Premier épisode : survivre sans mode d’emploi !

 

Reconnaissez-le, quand nous vous avons annoncé (ou lorsque vous avez appris) que nous partions vivre en Colombie, votre première pensée n’a pas été « excellent choix les gars, j’aurais fait pareil ! », mais plutôt « quelle bande de trous de balles complètement cinglés ! ». Bien sûr, votre politesse naturelle vous a empêché de nous le dire franchement, c’est pourquoi vous vous êtes généralement contentés d’un « aaaaah génial la Colombie ! … Euh t’es sûr de ton choix ? T’as pas peur ? Si tu réfléchissais un peu dans la vie, ça ne te ferait pas de mal … ». Bon, l’avantage de passer pour un abruti irresponsable, c’est que finalement ça libère de beaucoup de pressions hihi. Et nous sommes donc partis !

 

            Alors, bien sûr, partir vivre dans un nouveau pays quand tu n’es pas un expat’ pris en charge de A à Z par ton entreprise française délocalisée, c’est pas forcément simple tous les jours ! Vous avez été nombreux à nous demander : « mais que faites-vous de vos journées puisque vous n’exercez plus vos professions françaises ? ». Sous-entendu : «  c’est pas trop dur la vie de glandeurs à l’âge où vous devriez suer sang et eau pour gagner du pognon ? » ! Eh bien si ! C’est dur !!! Et ne souriez pas en me lisant. Nous sommes arrivés dans un pays que nous connaissions très peu et sans aucun mode d’emploi. Hormis notre délicieuse avocate, aucun ami français ou colombien ou de n’importe quelle autre nationalité n’était là pour nous guider. Nous avions absolument tout à réapprendre par nous même. Et le tout en espagnol.

 

            Alors inutile de vous dire que ce nouvel apprentissage nous a pris et nous prend encore beaucoup de temps au quotidien car tous les gestes de la vie courante que nous faisions par automatisme en France nécessitent d’être revus et adaptés.

 

            Vous auriez, par exemple,  dû voir ma tête quand au mois d’août dernier j’ai voulu souscrire un abonnement internet pour la maison ! En théorie, ça avait l’air facile puisqu’il suffisait de rentrer dans la boutique idoine et de remplir un formulaire. Mais les choses se sont un peu corsées quand la dame du guichet m’a demandé quel commerce dans le village pouvait certifier que j’étais une bonne payeuse.
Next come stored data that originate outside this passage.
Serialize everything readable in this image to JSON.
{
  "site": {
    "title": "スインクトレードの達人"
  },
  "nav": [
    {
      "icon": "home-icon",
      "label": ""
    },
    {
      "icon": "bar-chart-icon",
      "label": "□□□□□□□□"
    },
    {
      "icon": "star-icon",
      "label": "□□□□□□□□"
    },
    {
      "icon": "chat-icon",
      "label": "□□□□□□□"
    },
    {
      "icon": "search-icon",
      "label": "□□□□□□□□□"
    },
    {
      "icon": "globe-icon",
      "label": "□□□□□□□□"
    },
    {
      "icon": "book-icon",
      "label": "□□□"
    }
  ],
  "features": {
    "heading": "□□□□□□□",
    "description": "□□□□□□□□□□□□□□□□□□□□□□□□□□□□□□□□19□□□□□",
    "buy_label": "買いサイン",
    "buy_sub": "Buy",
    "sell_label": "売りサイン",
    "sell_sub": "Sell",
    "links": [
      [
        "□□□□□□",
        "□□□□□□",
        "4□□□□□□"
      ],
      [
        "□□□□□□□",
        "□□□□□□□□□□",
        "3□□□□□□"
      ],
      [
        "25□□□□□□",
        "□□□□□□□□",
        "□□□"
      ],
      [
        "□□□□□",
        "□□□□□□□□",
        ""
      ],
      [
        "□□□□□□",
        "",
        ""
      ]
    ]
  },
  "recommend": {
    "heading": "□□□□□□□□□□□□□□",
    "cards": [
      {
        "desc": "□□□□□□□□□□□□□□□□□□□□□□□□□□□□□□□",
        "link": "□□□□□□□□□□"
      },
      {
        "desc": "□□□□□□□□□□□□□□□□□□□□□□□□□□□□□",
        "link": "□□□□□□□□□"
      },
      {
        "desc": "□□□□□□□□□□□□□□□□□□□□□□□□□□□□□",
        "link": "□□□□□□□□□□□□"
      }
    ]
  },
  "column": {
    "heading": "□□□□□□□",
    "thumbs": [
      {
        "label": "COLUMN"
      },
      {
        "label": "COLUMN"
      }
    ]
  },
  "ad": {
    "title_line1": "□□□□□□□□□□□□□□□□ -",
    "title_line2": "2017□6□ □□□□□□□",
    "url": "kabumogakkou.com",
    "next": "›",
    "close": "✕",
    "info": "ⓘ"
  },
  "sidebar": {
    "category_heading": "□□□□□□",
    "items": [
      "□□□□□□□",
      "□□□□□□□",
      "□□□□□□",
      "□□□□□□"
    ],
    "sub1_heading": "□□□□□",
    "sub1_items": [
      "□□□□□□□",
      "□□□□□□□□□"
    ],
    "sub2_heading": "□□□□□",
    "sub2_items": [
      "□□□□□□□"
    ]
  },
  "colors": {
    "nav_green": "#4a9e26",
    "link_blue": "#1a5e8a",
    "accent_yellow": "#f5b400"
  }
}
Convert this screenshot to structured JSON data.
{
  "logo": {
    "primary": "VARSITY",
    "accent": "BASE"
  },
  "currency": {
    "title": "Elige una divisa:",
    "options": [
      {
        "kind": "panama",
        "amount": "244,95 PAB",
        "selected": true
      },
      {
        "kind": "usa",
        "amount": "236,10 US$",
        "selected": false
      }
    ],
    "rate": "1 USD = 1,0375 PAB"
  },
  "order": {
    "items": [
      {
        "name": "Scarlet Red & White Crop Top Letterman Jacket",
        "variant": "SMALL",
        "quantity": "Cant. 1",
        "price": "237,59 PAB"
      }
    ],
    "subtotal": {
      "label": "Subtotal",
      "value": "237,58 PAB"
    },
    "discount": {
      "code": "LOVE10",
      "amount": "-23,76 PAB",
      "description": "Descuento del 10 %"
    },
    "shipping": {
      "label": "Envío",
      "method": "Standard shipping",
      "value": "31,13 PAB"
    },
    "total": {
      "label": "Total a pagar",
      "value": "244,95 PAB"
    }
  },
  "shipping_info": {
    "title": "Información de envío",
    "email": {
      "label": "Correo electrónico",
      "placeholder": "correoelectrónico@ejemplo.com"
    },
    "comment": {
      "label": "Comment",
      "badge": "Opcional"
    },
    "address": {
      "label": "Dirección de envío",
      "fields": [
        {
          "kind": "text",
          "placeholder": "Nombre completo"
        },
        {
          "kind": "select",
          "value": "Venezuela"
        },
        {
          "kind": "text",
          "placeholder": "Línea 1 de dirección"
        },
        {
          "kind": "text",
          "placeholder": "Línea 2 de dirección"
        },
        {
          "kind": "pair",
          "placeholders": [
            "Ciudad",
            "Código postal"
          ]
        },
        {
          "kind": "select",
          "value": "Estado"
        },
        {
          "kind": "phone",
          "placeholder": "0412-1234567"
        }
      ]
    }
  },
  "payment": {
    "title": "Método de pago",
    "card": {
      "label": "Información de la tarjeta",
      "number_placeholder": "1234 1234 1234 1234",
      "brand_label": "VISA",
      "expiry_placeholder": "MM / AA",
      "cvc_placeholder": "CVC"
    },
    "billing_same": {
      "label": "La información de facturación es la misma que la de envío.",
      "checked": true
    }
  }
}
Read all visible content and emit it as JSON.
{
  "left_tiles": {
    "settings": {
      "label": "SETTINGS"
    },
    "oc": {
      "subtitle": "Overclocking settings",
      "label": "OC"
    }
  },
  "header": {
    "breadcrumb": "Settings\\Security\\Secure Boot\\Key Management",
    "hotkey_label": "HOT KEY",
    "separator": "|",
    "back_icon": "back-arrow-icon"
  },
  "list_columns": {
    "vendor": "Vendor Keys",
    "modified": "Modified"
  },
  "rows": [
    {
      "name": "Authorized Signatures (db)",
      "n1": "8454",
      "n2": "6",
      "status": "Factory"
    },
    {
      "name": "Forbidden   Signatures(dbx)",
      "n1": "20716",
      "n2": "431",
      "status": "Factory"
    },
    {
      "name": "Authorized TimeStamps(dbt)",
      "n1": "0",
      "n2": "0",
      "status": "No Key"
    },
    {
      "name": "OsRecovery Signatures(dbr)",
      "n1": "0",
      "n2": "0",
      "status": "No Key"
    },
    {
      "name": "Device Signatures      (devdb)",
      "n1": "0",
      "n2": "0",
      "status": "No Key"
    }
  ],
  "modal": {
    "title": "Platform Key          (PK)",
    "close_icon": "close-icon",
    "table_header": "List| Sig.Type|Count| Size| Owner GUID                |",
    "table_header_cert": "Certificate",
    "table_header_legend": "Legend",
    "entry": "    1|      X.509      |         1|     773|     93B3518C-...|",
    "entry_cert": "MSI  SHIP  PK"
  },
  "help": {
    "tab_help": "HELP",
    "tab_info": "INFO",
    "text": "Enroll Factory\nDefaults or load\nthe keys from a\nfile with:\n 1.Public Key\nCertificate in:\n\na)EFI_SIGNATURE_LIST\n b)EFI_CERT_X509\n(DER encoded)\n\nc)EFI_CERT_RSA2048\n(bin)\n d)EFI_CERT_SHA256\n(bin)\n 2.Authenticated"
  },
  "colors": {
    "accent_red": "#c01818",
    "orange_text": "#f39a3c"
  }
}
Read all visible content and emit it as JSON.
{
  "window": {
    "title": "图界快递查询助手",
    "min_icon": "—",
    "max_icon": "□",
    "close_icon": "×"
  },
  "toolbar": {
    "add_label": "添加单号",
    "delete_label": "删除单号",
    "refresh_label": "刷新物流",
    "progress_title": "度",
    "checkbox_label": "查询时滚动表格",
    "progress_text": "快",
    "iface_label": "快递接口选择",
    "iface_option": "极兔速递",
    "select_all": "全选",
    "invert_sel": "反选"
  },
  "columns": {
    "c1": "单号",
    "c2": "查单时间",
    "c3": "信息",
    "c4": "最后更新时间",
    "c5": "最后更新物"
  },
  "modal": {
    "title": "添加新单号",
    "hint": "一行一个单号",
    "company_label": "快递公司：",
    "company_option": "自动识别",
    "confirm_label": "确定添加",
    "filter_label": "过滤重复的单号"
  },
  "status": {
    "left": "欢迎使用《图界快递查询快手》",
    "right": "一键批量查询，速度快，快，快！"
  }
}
Sans ça, pas de souscription ! Je pensais avoir mal compris, mais non ! C’était bien ça !!! Voilà … Nous étions français et nouveaux dans le bled et il nous fallait l’attestation d’un commerçant chez qui – par définition – nous n’avions jamais mis les pieds, pour nous tirer de l’embarras. De 10 minutes de notre temps pour nous abonner à internet, nous sommes donc passés à une semaine, les doigts dans le nez ! Et je vous passe l’ouverture du compte en banque, les formalités migratoires et autres joyeusetés du même acabit.

 

            De toute façon, en Colombie, il vaut mieux ne pas être trop pressé. Parfois des files d’attente incroyablement longues s’étirent devant les banques, à la caisse des supermercados ou seulement dans la rue pour acheter un truc à manger. Et les colombiens patientent, patientent, patientent, là où un français de base se mettrait à insulter tout le monde plutôt que de traîner davantage. Comme m’a dit un sarcastique colombien ayant vécu en Allemagne, « la désorganisation et l’attente font partie de notre folklore ! ». Bon … Autant compter avec, même s’il est insupportable de toujours se faire planter sur les dates et les délais quoi que tu entreprennes :mrgreen:

 

            Cela dit, s’agit-il vraiment de désorganisation ? Même si certains trucs m’énervent, je vais nuancer mon propos en évoquant plutôt une organisation propre à la Colombie. Vous ai-je déjà parlé des factures ?!! Comme des andouilles nous attendions que le facteur les glisse dans notre (inexistante et pour cause) boîte aux lettres, avant de nous rendre compte que l’eau et l’électricité seraient coupées bien avant que celui-ci ne passe à la maison : le service postal n’existe pas en zone rurale !!! Mais comment pouvait-on le deviner ?! S’en sont suivis des jours, pour ne pas dire, des semaines de chasses aux trésors dans la région pour dégoter lesdites factures ! Il était évident pour tout colombien se respectant que celle relative à l’électricité se récupérait au resto du coin et se payait chez Calamar ! Chez Calamar … J’ai d’abord cru à une blague, manquant de mourir de rire, mais ce n’en était pas une. Mais qui était donc ce poulpe susceptible de recouvrer notre argent ? J’ai cherché un moment,  soupçonnant qu’il pouvait s’agir de la poissonnerie du village. Mais non. Au moment où je donnais ma langue au chat, une gentille dame m’a conduite dans une épicerie portant le doux nom de Calamar ! Eh ouais ! Facile ! J’étais sensée savoir que l’électricité se paye dans une échoppe aux relents supposés de poiscailles !

 

 

Chez Calamar, le poulpe épicier receveur de factures

 

Et l’eau, me direz vous ? Et bien, justement, on la règle à la poissonnerie. Qui ne s’appelle pas Calamar. Mais « Bienvenue chez les fous ». Non je rigole. La poissonnerie n’a pas de nom. Mais, tout comme la droguerie, elle sert aussi de banque. Si je veux retirer de l‘argent c’est là qu’il faut que je me rende aussi. Et si je veux payer mon plombier, je vais aussi à la poissonnerie pour lui faire un virement bancaire. Vous n’avez rien compris ? Nous non plus. Deux mois pour y arriver ! Et parfois, c’est encore compliqué !!

 

 

Ma poissonnerie-banque

Ma droguerie-banque

 

 

            Bref, ce genre de petits détails est chronophage. Comprendre le paiement des impôts reste encore un semi mystère. J’ai réussi à payer une partie de ceux relatifs à la voiture, mais je ne sais toujours pas où régler ceux de la moto. Quant à la taxe foncière, il nous a fallu 6 mois pour réaliser qu’elle se payait non par foyer, mais par personne et le tout en 4 fois par an… Ouf !!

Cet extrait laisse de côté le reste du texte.